Description
Object description
British driver served with 147th (Essex Yeomanry) Field Regt, Royal Artillery in GB, 1939-1944; served with 147th (Essex Yeomanry) Field Regt, Royal Artillery, 8th Armoured Bde in North West Europe, 6/1944-5/1945
Content description
REEL 1 Background in Chiswick, London and Stanford le Hope, GB, 1919-1939: family; education; problems obtaining employment on leaving school; attitude to Nazi regime in Germany during 1930s. Aspects of enlistment and training with 147th (Essex Yeomanry) Field Regt, Royal Artillery in GB, 1939-1944: attitude towards call up for military service, 1939; degree of racial prejudice encountered in army; pattern of training; preparations for amphibious landings in Normandy.

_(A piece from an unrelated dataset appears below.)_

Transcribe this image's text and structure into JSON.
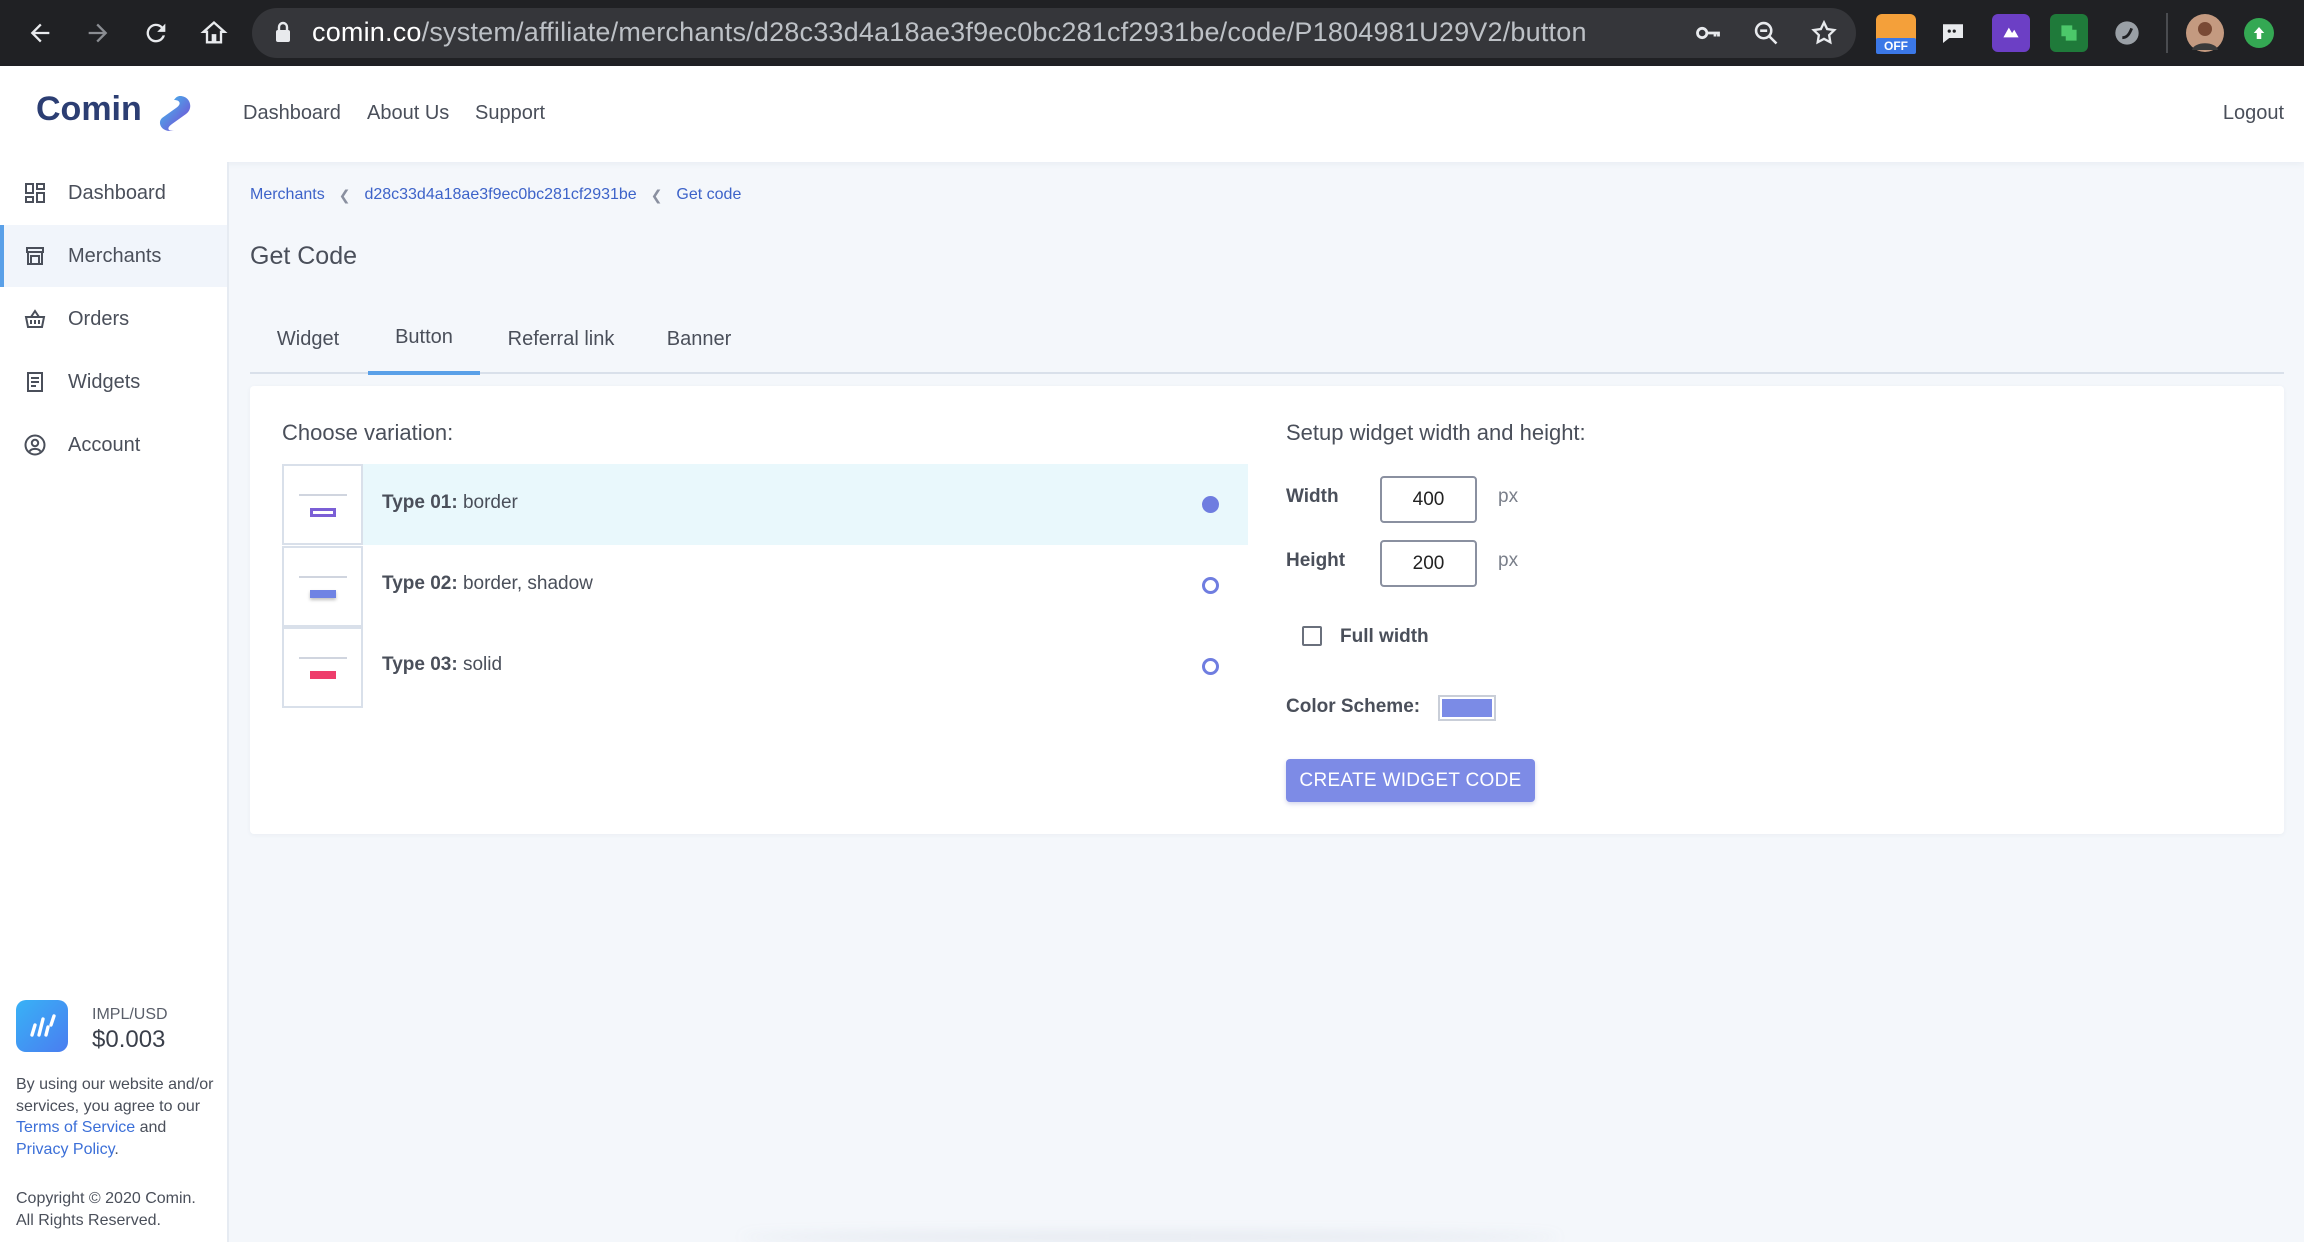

REEL 2 Continues: assembling in Bournemouth area. Recollections of operations as driver with 147th (Essex Yeomanry) Field Regt, Royal Artillery, 8th Armoured Bde in Normandy, France, D-Day, 6/6/1944: embarking on landing craft; task of unit's Sexton self propelled guns; landing on Gold Beach; conditions on board landing craft; character of beachhead; casualties on landing; unit officers and NCOs. Recollections of operations as driver with 147th (Essex Yeomanry) Field Regt, Royal Artillery, 8th Armoured Bde in North West Europe, 1944-1945: role of unit in Normandy; opinion of quality of German opposition; Waffen-SS booby trapping of corpses; attitude towards Germans; losses to infantry regiments the unit was supporting.

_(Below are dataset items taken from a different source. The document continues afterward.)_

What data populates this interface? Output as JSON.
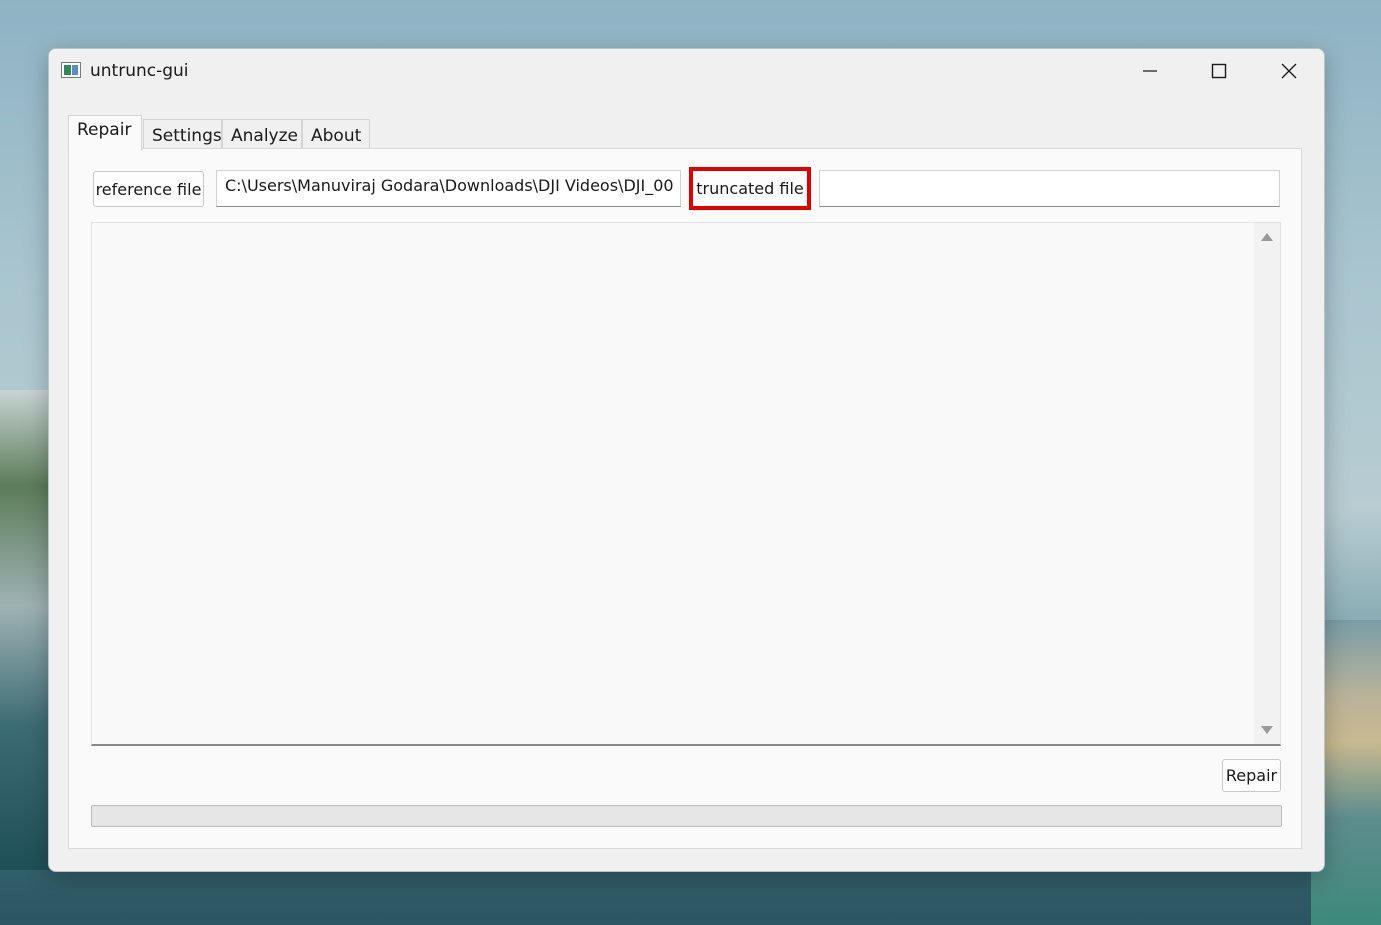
{
  "window": {
    "title": "untrunc-gui",
    "icon": "app-window-icon",
    "controls": [
      "minimize-icon",
      "maximize-icon",
      "close-icon"
    ]
  },
  "tabs": [
    {
      "label": "Repair",
      "active": true
    },
    {
      "label": "Settings",
      "active": false
    },
    {
      "label": "Analyze",
      "active": false
    },
    {
      "label": "About",
      "active": false
    }
  ],
  "repair": {
    "reference_button": "reference file",
    "reference_path": "C:\\Users\\Manuviraj Godara\\Downloads\\DJI Videos\\DJI_00",
    "truncated_button": "truncated file",
    "truncated_path": "",
    "log_text": "",
    "repair_button": "Repair",
    "progress": 0
  },
  "colors": {
    "highlight": "#e00000",
    "window_bg": "#f0f0f0",
    "panel_bg": "#fafafa"
  }
}
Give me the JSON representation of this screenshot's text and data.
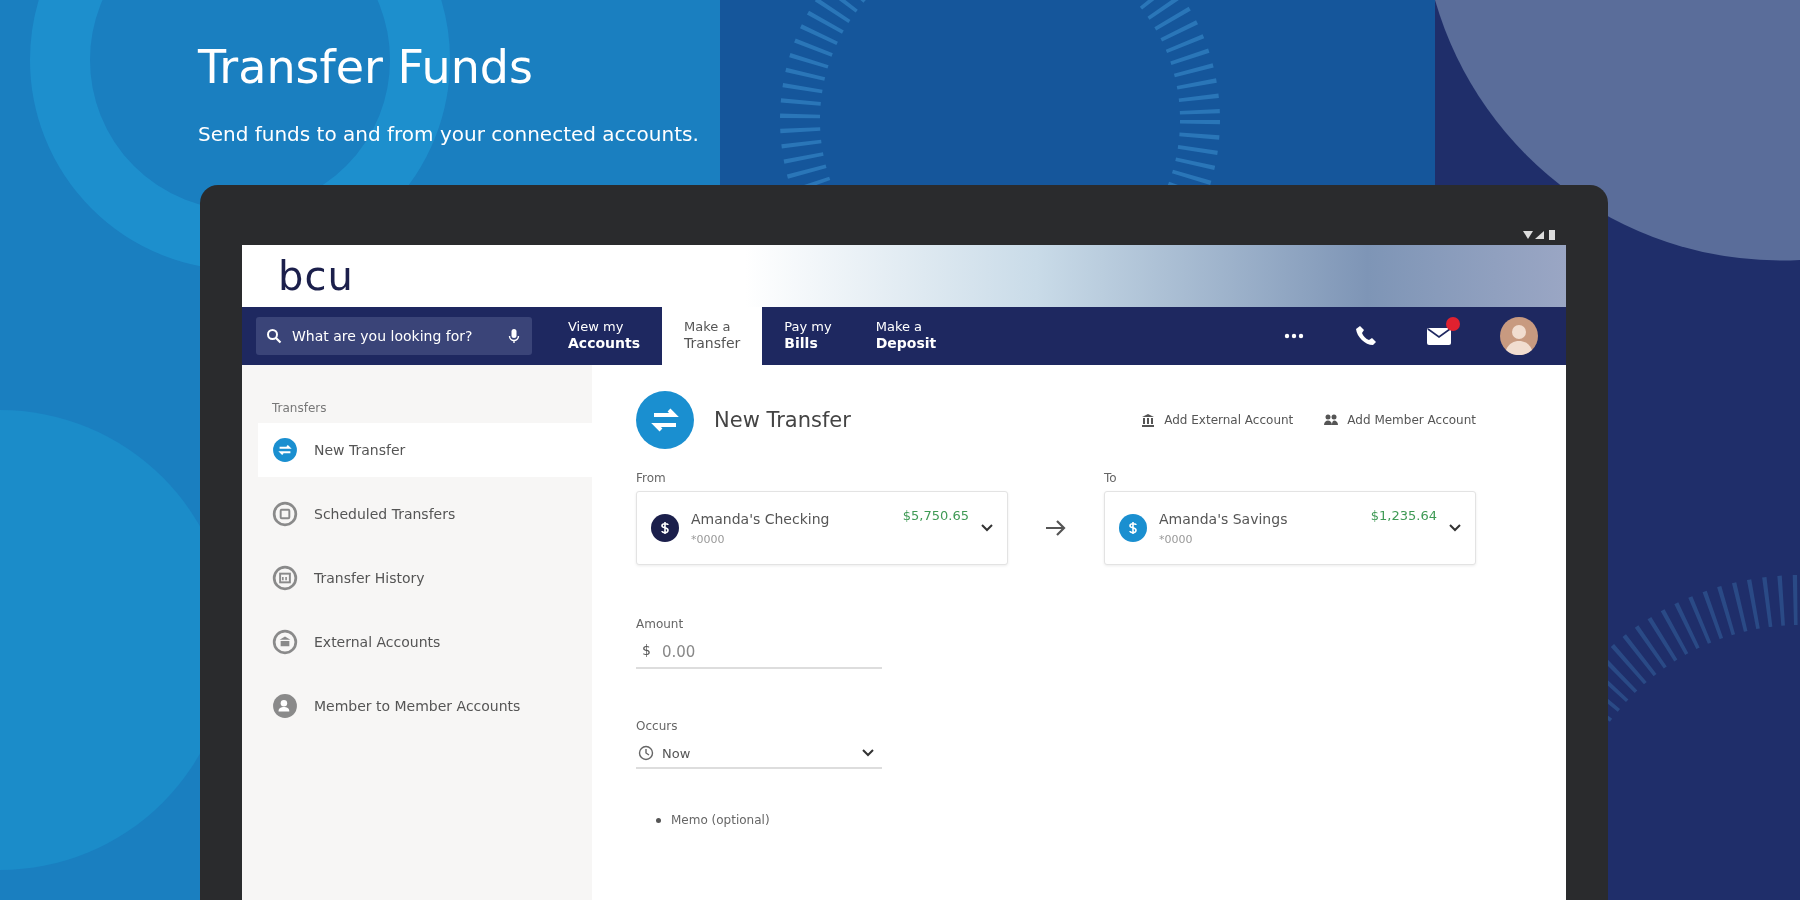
{
  "hero": {
    "title": "Transfer Funds",
    "subtitle": "Send funds to and from your connected accounts."
  },
  "app": {
    "logo": "bcu",
    "search": {
      "placeholder": "What are you looking for?"
    },
    "nav_tabs": [
      {
        "line1": "View my",
        "line2": "Accounts",
        "selected": false
      },
      {
        "line1": "Make a",
        "line2": "Transfer",
        "selected": true
      },
      {
        "line1": "Pay my",
        "line2": "Bills",
        "selected": false
      },
      {
        "line1": "Make a",
        "line2": "Deposit",
        "selected": false
      }
    ],
    "sidebar": {
      "heading": "Transfers",
      "items": [
        {
          "label": "New Transfer",
          "kind": "transfer",
          "selected": true
        },
        {
          "label": "Scheduled Transfers",
          "kind": "scheduled",
          "selected": false
        },
        {
          "label": "Transfer History",
          "kind": "history",
          "selected": false
        },
        {
          "label": "External Accounts",
          "kind": "external",
          "selected": false
        },
        {
          "label": "Member to Member Accounts",
          "kind": "member",
          "selected": false
        }
      ]
    },
    "page": {
      "title": "New Transfer",
      "actions": [
        {
          "label": "Add External Account",
          "kind": "external"
        },
        {
          "label": "Add Member Account",
          "kind": "member"
        }
      ],
      "accounts": [
        {
          "label": "From",
          "name": "Amanda's Checking",
          "number": "*0000",
          "balance": "$5,750.65",
          "color": "#1b1f4b"
        },
        {
          "label": "To",
          "name": "Amanda's Savings",
          "number": "*0000",
          "balance": "$1,235.64",
          "color": "#1a8fd0"
        }
      ],
      "amount": {
        "label": "Amount",
        "currency": "$",
        "placeholder": "0.00"
      },
      "occurs": {
        "label": "Occurs",
        "value": "Now"
      },
      "memo": {
        "label": "Memo (optional)"
      }
    }
  }
}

REEL 3 Continues: attitude of French civilians towards Allied troops; treatment of collaborators and German execution of French civilians; trapping of Germans in Falaise gap, France, 8/1944; air support from Royal Air Force; identification on vehicles; destruction of French countryside; German Air Force attacks; fighting in Tilly-sur-Seulles area, Normandy, France; river crossings during advance; role of unit during Operation Market Garden in Netherlands.

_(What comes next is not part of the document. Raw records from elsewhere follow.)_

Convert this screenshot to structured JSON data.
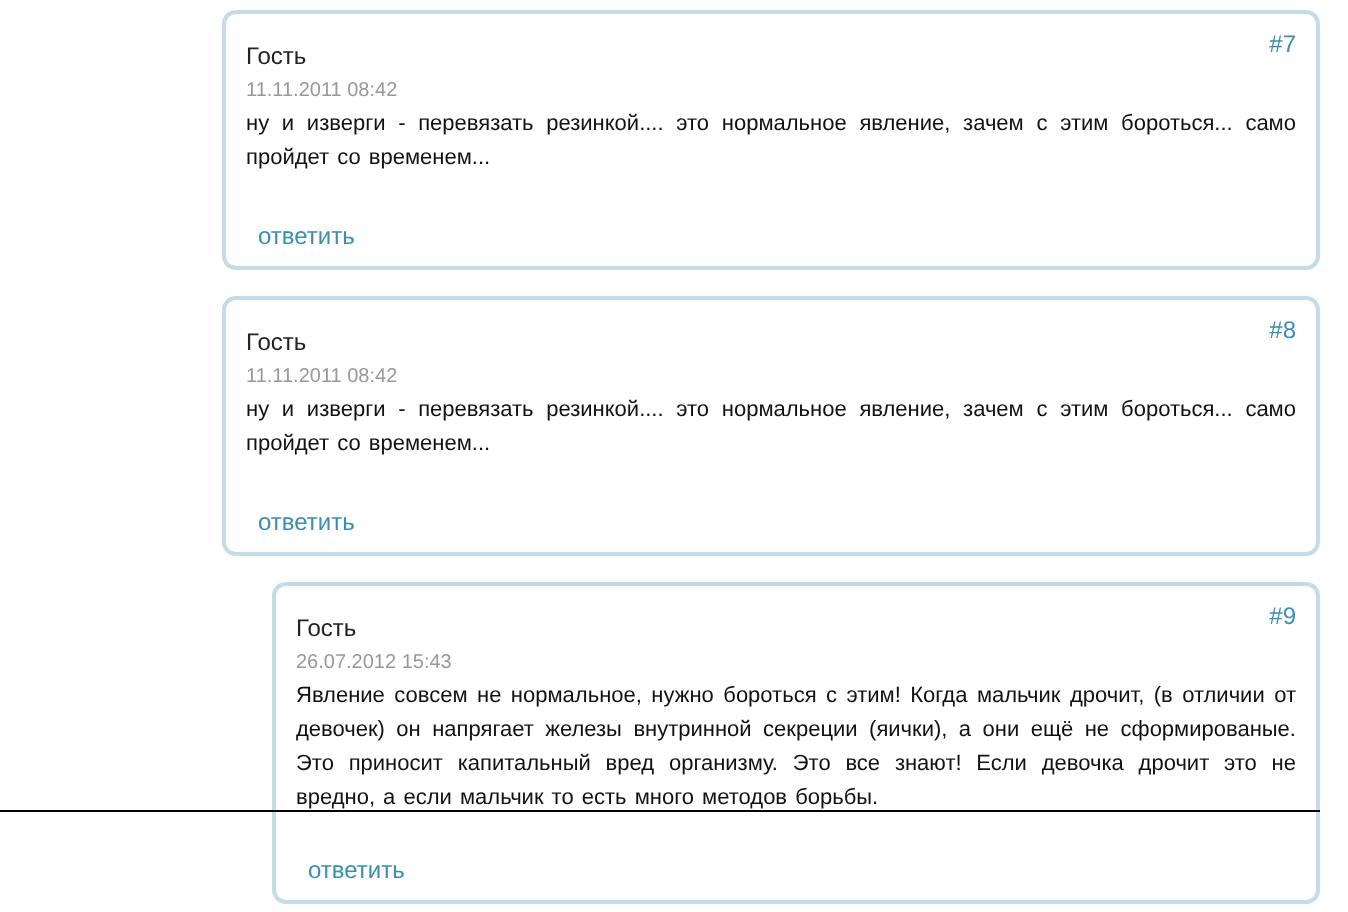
{
  "comments": [
    {
      "author": "Гость",
      "date": "11.11.2011 08:42",
      "number": "#7",
      "text": "ну и изверги - перевязать резинкой.... это нормальное явление, зачем с этим бороться... само пройдет со временем...",
      "reply": "ответить"
    },
    {
      "author": "Гость",
      "date": "11.11.2011 08:42",
      "number": "#8",
      "text": "ну и изверги - перевязать резинкой.... это нормальное явление, зачем с этим бороться... само пройдет со временем...",
      "reply": "ответить",
      "children": [
        {
          "author": "Гость",
          "date": "26.07.2012 15:43",
          "number": "#9",
          "text": "Явление совсем не нормальное, нужно бороться с этим! Когда мальчик дрочит, (в отличии от девочек) он напрягает железы внутринной секреции (яички), а они ещё не сформированые. Это приносит капитальный вред организму. Это все знают! Если девочка дрочит это не вредно, а если мальчик то есть много методов борьбы.",
          "reply": "ответить"
        }
      ]
    }
  ]
}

REEL 4 Continues: attempts to support Americans in Ardennes, Belgium, 12/1944; advance into Germany; introduction of non-fraternisation order in Germany; German looting in Normandy, France; opinion of non-fraternisation order; capture of young German Army troops in Germany; sight of bombed German cities; attitude to having served with British Army during Second World War; opinion of unit officers; comradeship in unit; operating inside Sexton Self-Propelled Gun during action.
REEL 5 Continues: driving tracked vehicles; threat to armoured vehicles during action; coping with damaged armoured vehicles; reliability of vehicles; impressions of German tanks; use of cavalry jargon in unit.